Jobs run via Inngest and are registered at the /api/inngest endpoint.

hmo-register-scraper (cron)

  • Schedule: daily at 02:00 UTC
  • Behaviour: queries council_register_sources for all active sources where lastScrapedAt is older than 7 days (or null), then emits one hmo/register.source.scrape event per source.
  • This fan-out pattern keeps individual scrape jobs isolated and independently retriable.

hmo-register-source-scraper (event-driven)

  • Trigger: hmo/register.source.scrape
  • Behaviour:
    1. Fetches the register URL.
    2. Passes the raw HTML text to the Claude Haiku extractor.
    3. Upserts returned records into hmo_register_entries using onConflictDoUpdate on hashKey.
    4. Updates lastScrapedAt on the source row on success, or lastErrorAt / lastErrorMessage on failure.

AI Extraction

The extractor (src/lib/anthropic/extract-register.ts) uses Claude Haiku to parse raw HTML page text into structured records.

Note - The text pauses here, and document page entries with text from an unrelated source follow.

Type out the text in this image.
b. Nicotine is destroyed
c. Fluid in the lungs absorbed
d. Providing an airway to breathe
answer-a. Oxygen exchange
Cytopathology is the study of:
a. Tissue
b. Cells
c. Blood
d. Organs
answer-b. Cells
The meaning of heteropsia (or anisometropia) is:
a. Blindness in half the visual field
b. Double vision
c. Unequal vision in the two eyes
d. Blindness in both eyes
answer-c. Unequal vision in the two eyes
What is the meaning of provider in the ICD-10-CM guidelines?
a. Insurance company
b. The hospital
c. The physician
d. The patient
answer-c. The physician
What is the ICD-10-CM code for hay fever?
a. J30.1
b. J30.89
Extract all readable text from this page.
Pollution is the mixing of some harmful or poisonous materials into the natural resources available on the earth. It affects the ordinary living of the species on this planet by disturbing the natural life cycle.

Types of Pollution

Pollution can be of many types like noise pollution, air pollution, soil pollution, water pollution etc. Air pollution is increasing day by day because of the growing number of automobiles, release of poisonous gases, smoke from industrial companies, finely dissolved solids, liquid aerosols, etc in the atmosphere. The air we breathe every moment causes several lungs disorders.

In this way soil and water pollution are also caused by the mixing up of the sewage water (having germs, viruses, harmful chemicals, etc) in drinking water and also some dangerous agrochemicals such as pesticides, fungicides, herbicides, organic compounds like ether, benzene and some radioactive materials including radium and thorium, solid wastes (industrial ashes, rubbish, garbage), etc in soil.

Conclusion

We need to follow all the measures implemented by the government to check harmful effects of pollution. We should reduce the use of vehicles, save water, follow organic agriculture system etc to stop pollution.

  • Handles up to 200 records per page.
  • Tolerates varying council page formats — no per-council template configuration required.
  • Returns an array of objects with the fields: address, landlordName, licenseNumber, licenseType, licenseStatus, issueDate, expiryDate, maxOccupants, bedrooms.
  • Requires the ANTHROPIC_API_KEY environment variable to be set.

tRPC API Reference

All procedures are under the hmoRegister router.

hmoRegister.stats

Returns aggregate counts for the KPI cards.

Input: none

Response:

{
  totalEntries: number;
  councilsCovered: number;
  activeSources: number;
  recentlyUpdated: number; // entries updated in the last 7 days
}

hmoRegister.list

Paginated search across all register entries.

Input:

{
  limit?: number;       // default 25
  cursor?: string;      // opaque pagination cursor
  search?: string;      // full-text match on address, landlord, licence number
  postcode?: string;    // filter by postcode
}

Response:

{
  items: RegisterEntry[];
  nextCursor: string | null;
  hasMore: boolean;
}

hmoRegister.listSources

Returns all configured register source URLs with their scrape status.

Input: {} (empty object)

Response: Array of council_register_sources rows.


hmoRegister.addSource

Adds a new council register URL to the scrape queue.

Input:

{
  councilId: string;
  url: string;
  dataFormatHint?: string;
}

hmoRegister.updateSourceStatus

Enables or disables an existing register source.

Input:

{
  id: string;
  status: "active" | "inactive" | "needs_review";
}

Dashboard Page

The national HMO register browser is available at /dashboard/register.

KPI Cards

CardDescription
Total EntriesTotal HMO records across all councils
Councils CoveredNumber of distinct councils with at least one scraped entry
Active SourcesNumber of enabled register source URLs
Recently UpdatedEntries refreshed in the last 7 days

Register Sources Panel

Collapsible panel listing every configured source URL with its scrape health (last scraped timestamp, error state, status badge). Use this to monitor scrape coverage and identify sources that need attention.

Search & Filter

  • Search: full-text match against address, landlord name, and licence number.
  • Postcode filter: narrow results to a specific postcode district or sector.
  • Changing either filter resets pagination to page 1.

Data Table

Displays paginated results with columns: Address, Council, Landlord, Licence Number, Licence Type, Status (colour-coded badge), Expiry Date.

Status badge colours:

  • Greenactive
  • Redexpired
  • Amberpending

Environment Variables

VariableRequiredDescription
ANTHROPIC_API_KEYYesAPI key for Claude Haiku extraction. Obtain from console.anthropic.com.

Deduplication

Each record is hashed with SHA-256 over the concatenation of councilId + licenseNumber + postcode + address. The hashKey column has a unique constraint. On re-scrape, onConflictDoUpdate refreshes the record fields and updates lastSeenAt, ensuring the table always reflects the latest data without creating duplicates.